— Живут, — возражает Ая. — Здесь и повсюду.
— Перед нами перелетный хвостик, — полагает Финкель. — Отдохнет — полетит дальше. В теплые края.
Зовут Бублика: пусть разберется.
Тот прибегает и деловито, без размышлений, ныряет под коробку, откуда торчат теперь два хвоста. После знакомства и недолгих переговоров вылезает наружу замызганное создание — дитя недоедания, тощее, ободранное, на шатких, подламывающихся лапах. Боком прижимается к новому приятелю, брюшком припадая к земле, хвостик поджат, глазки скорбные, виноватые, снизу вверх на повелителей, решающих собачью судьбу, — как же такую не приютить?
— Хорошая собачка, — определяет Финкель. — Благородных, возможно, кровей, но очень запущенная. Возьмем?
— Возьмем, — соглашается внучка и добавляет в полноте чувств: — Ах, ка-кая уро-дистая…
— Нет такого слова, — возражает дедушка, знаток русского языка.
Внучка упрямится:
— Сказано, значит, есть.
И правда, есть такое слово. К вечеру Финкель подивится, разыскав в любимом словаре: «Уродистый — немного смахивающий на уродливого».
Идут домой, моют собачонку под душем, вычесывают колтуны, смазывают ранки на истерзанном тельце, скармливают пару котлет, затем Бублик ведет ее на свою подстилку.
— Решено, — говорит Финкель. — Поживет у нас. И имя ей — Ломтик.
К ночи Ая заберется в его постель, уткнется носом в выемку над ключицей, и он поведает:
— Прошла молва по миру, будто дедушка с внучкой привечают животных, и началось — не остановишь. Притопал носорог из дальних африканских саванн, занял кладовку и затих. Приползла анаконда, обвилась вокруг ножки обеденного стола, стала так жить. Пума объявилась, не спрашивая дозволения. Пара наглых шимпанзе поселилась в шкафу… Теперь ты.
Ая продолжит:
— Ворона прилетела с воронятами и оберткой от печенья. Ящерки проскользнули в дверь, мышки-ежики. Муравьи натаскали еловых иголок, соорудили жилище посреди коридора… Теперь ты.
— Жираф прижился на балконе. Бегемот залез в ванну и напустил теплую воду. Вирус забрел в компьютер. Напоследок прилетела птица оах, уселась на холодильник, стала ухать по ночам, пробуждая обитателей квартиры, а днем молчала, набираясь сил для нового уханья.

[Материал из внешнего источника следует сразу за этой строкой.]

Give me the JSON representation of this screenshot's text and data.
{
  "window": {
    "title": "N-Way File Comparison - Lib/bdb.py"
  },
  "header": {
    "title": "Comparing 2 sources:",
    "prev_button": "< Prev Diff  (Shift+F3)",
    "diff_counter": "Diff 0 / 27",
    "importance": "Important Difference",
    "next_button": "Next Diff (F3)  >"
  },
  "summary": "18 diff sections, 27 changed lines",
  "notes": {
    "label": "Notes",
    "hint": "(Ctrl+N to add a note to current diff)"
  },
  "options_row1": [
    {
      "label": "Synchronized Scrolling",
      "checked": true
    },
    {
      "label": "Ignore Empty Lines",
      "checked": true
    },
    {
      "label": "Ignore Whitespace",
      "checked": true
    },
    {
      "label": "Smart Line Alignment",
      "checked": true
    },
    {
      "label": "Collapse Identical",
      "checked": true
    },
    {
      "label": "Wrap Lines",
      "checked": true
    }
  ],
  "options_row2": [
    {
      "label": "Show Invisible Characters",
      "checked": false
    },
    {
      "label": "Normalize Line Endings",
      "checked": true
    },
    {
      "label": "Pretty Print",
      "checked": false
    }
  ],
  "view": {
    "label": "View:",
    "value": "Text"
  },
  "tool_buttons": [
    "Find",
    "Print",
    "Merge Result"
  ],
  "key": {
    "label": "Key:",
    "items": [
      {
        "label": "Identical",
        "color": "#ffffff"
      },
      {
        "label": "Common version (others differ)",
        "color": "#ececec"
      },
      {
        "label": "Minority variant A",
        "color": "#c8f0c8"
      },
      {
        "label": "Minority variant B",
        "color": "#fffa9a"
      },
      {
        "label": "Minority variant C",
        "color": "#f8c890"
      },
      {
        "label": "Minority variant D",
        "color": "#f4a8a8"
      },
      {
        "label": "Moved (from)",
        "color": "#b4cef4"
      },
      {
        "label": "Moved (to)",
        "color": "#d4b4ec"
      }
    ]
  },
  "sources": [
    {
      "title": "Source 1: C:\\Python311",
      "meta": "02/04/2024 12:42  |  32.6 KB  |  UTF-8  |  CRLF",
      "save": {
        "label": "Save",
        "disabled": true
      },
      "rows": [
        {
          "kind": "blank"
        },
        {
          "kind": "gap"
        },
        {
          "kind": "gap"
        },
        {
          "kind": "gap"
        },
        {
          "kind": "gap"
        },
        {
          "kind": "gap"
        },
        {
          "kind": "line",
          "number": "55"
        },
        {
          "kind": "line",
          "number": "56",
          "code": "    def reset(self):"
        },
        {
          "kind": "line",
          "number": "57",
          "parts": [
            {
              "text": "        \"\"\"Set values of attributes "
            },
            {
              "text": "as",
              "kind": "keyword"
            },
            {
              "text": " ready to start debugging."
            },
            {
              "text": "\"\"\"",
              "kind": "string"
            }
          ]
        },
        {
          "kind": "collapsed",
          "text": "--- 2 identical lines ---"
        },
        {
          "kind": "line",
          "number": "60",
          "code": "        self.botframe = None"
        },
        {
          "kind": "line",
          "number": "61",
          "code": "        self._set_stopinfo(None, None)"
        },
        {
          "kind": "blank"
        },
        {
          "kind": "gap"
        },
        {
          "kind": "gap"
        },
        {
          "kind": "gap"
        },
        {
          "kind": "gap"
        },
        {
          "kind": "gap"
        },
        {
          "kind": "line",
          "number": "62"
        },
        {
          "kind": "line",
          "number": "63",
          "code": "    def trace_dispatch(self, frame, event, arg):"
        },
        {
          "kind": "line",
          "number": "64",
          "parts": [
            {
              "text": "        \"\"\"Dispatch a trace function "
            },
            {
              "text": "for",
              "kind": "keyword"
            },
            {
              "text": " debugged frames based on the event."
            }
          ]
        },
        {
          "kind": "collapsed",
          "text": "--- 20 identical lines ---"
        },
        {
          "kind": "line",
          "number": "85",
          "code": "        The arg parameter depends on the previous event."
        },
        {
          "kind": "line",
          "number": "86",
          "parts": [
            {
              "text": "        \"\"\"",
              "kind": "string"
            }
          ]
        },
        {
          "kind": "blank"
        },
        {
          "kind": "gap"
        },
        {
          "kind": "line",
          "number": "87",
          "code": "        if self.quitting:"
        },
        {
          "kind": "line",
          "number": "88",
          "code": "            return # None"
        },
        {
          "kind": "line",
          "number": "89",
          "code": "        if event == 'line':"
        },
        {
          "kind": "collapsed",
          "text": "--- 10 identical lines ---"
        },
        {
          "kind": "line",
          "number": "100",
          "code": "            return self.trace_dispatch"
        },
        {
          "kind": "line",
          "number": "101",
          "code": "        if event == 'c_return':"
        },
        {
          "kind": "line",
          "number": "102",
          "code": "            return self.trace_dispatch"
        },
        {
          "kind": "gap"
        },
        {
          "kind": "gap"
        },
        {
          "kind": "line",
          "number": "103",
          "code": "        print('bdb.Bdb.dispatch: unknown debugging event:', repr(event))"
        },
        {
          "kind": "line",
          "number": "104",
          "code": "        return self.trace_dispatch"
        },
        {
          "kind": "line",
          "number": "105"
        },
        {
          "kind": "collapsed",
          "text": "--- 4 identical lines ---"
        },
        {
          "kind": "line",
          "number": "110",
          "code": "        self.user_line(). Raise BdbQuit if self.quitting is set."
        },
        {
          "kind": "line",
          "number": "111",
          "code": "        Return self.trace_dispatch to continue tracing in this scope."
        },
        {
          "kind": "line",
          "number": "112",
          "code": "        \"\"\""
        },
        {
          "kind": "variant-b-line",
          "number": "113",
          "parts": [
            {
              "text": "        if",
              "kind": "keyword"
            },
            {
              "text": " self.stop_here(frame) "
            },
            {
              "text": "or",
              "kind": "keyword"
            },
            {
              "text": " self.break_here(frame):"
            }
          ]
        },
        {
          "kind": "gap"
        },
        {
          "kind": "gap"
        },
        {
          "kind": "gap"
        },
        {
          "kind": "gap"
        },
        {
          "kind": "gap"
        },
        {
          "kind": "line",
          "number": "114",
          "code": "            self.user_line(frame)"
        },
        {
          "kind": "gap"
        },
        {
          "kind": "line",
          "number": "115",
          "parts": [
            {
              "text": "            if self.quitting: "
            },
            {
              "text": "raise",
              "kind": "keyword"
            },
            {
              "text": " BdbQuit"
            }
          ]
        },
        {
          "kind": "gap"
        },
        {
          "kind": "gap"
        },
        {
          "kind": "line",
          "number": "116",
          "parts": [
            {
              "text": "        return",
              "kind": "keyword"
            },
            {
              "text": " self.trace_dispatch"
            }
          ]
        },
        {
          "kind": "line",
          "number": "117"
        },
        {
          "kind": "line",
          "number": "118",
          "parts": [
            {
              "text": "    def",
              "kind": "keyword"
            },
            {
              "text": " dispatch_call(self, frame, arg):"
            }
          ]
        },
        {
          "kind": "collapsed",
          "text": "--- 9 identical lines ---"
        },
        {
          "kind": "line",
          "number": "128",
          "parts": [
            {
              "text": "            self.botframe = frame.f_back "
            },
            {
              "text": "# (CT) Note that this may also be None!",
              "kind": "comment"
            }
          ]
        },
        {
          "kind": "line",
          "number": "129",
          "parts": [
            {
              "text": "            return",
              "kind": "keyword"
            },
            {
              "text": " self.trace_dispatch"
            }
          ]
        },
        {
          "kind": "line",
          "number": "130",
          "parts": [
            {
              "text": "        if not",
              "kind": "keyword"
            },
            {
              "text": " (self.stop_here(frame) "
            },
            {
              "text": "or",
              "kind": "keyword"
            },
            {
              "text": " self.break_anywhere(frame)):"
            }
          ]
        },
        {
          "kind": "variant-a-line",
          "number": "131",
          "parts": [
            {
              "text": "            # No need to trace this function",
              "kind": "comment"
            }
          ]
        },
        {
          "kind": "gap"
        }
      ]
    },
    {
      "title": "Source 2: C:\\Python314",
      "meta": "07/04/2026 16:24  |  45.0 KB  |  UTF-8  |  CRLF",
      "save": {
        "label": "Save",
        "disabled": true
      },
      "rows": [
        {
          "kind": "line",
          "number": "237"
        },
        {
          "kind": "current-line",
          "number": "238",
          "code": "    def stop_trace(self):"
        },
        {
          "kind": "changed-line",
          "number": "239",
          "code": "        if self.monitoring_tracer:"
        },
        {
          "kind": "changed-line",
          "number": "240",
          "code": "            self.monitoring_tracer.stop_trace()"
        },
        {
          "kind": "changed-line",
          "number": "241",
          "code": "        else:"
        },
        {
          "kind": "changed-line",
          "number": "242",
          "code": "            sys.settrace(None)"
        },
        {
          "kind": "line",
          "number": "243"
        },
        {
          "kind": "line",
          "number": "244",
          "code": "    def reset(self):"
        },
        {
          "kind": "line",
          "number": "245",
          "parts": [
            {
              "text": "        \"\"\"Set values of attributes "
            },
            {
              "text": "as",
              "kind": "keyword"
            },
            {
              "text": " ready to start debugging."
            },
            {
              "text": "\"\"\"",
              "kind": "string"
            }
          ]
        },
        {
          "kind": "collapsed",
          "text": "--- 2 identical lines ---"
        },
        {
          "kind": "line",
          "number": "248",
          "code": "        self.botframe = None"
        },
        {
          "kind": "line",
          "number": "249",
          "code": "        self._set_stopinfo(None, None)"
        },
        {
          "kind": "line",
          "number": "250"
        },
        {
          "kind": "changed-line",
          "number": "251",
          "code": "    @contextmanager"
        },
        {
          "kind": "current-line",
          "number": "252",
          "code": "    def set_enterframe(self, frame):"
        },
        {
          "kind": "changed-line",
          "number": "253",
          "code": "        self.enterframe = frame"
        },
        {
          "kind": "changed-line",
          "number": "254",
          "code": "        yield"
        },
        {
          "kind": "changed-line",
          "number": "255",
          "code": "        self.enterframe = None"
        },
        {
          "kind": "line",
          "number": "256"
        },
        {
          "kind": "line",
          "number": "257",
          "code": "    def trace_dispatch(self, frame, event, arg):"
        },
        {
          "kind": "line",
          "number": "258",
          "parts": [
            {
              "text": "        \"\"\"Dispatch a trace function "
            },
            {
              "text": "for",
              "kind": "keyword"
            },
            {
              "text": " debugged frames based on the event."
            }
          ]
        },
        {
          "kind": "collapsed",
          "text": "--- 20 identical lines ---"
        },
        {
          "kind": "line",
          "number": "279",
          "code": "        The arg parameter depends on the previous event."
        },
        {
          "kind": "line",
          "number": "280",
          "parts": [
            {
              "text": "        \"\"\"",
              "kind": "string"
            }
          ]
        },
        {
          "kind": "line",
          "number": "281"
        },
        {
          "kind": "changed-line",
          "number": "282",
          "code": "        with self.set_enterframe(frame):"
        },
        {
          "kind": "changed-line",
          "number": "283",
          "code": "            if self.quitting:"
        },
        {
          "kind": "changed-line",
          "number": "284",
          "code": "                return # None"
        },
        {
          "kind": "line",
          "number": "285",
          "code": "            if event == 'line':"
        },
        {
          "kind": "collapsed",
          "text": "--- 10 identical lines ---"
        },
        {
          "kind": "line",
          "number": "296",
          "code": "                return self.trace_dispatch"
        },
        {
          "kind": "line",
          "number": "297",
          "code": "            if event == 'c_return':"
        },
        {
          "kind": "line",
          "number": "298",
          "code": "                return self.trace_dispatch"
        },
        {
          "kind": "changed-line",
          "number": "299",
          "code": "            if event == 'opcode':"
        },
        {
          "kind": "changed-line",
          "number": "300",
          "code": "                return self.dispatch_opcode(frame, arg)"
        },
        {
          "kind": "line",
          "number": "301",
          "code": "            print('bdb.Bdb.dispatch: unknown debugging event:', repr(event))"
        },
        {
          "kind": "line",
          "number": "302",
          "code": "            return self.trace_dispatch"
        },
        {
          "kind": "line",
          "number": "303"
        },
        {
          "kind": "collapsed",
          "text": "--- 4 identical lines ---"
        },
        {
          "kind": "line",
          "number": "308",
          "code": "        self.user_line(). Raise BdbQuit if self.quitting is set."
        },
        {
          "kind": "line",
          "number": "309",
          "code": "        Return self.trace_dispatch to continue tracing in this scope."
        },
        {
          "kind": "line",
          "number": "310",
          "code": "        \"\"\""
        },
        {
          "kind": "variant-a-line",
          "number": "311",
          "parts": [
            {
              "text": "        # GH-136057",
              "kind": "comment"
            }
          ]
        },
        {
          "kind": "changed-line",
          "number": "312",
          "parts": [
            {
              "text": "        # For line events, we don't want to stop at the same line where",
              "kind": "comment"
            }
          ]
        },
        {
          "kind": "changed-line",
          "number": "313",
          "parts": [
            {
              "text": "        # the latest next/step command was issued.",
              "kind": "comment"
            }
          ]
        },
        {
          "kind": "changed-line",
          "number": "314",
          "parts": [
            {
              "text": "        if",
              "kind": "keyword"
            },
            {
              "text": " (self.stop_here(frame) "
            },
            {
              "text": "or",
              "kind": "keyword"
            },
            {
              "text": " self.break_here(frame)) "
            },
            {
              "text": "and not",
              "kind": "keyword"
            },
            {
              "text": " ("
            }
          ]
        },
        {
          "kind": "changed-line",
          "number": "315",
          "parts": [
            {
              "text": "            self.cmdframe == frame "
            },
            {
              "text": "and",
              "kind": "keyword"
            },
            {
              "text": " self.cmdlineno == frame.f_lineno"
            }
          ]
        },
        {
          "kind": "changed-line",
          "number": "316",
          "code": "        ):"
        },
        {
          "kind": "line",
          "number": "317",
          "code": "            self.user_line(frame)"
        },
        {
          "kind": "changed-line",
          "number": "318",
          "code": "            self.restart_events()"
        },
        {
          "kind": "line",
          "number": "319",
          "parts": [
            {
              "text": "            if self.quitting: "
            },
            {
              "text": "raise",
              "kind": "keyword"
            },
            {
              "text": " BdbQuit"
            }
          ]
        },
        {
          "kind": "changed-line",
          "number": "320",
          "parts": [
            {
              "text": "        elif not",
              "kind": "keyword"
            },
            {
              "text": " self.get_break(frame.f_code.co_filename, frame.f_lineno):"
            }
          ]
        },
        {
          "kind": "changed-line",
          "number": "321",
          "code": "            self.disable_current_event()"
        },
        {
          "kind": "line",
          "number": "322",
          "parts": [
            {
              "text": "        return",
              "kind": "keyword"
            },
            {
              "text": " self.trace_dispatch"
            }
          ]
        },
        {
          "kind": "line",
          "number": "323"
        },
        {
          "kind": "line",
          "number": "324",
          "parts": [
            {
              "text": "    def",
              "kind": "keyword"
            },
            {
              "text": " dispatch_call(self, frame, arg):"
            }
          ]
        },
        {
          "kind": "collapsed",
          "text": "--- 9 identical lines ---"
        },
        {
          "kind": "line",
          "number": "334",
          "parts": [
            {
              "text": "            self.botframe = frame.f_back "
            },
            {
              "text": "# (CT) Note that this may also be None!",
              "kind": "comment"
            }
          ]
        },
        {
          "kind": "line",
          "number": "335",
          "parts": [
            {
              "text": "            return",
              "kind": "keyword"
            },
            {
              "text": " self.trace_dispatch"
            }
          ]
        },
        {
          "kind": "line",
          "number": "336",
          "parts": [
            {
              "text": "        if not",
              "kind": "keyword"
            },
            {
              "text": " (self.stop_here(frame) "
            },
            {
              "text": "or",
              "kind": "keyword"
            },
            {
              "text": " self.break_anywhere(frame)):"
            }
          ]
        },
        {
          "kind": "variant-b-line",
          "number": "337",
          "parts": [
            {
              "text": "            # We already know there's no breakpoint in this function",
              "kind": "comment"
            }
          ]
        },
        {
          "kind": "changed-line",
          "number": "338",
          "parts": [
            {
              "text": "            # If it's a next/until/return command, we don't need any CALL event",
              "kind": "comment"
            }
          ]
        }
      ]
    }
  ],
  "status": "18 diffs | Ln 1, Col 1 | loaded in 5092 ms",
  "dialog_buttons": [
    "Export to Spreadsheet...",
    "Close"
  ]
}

Собрался семейный совет: что делать? «Я не высыпаюсь, — сказала мама Кира, — и потому сплю в автобусе, пропускаю нужную остановку». — «Я не высыпаюсь, — сказал папа Додик, — оттого задремываю за рулем и еду на красный свет». — «Я не могу заснуть, — сказал худородный Бублик, — отчего злобствую от недосыпа и способен кого-нибудь укусить». А дедушка с внучкой промолчали, потому что радовались каждому гостю и дружно говорили: «Возьмем…»
Ая вздохнет, ублаженная:
— Де-душ-ка… Что такое — при-ве-ча…
Ночью она проявится на потолке, ушедшая до срока, взглянет строго: «У меня тоже есть игра, не хуже вашей. Перебирала в памяти лица, всё хотела понять, каким ты стал. Высмотрела и не удивилась…»
4
Возглашал незабвенный друг, чудила и неугомон:
— Мы не мыслители, Финкель. Не Руссо-Монтени. В чувствовании наша сила. Так чувствуй, черт побери!
— Рад бы, да как?
— Подстегивай воображение. Поощряй живость натуры. Семя вырабатывай в избытке: пусть будет. Эти, которые вокруг, не застегивают у рубашки верхнюю пуговку. В лучшем случае. Ты не застегивай две.
— Зачем, Гоша?
— Нараспашку — наша свобода. Вызов месту и времени.
— Свобода не в этом, Гоша.
— В этом. Пока нет иной.
Они неплохо учились, Финкель со своим другом, и их принимали в пионеры одними из первых. В коридоре школы. Возле беленой стены, затертой спинами. В присутствии пионервожатой без пола и возраста от тусклых обязанностей в пыльных помещениях.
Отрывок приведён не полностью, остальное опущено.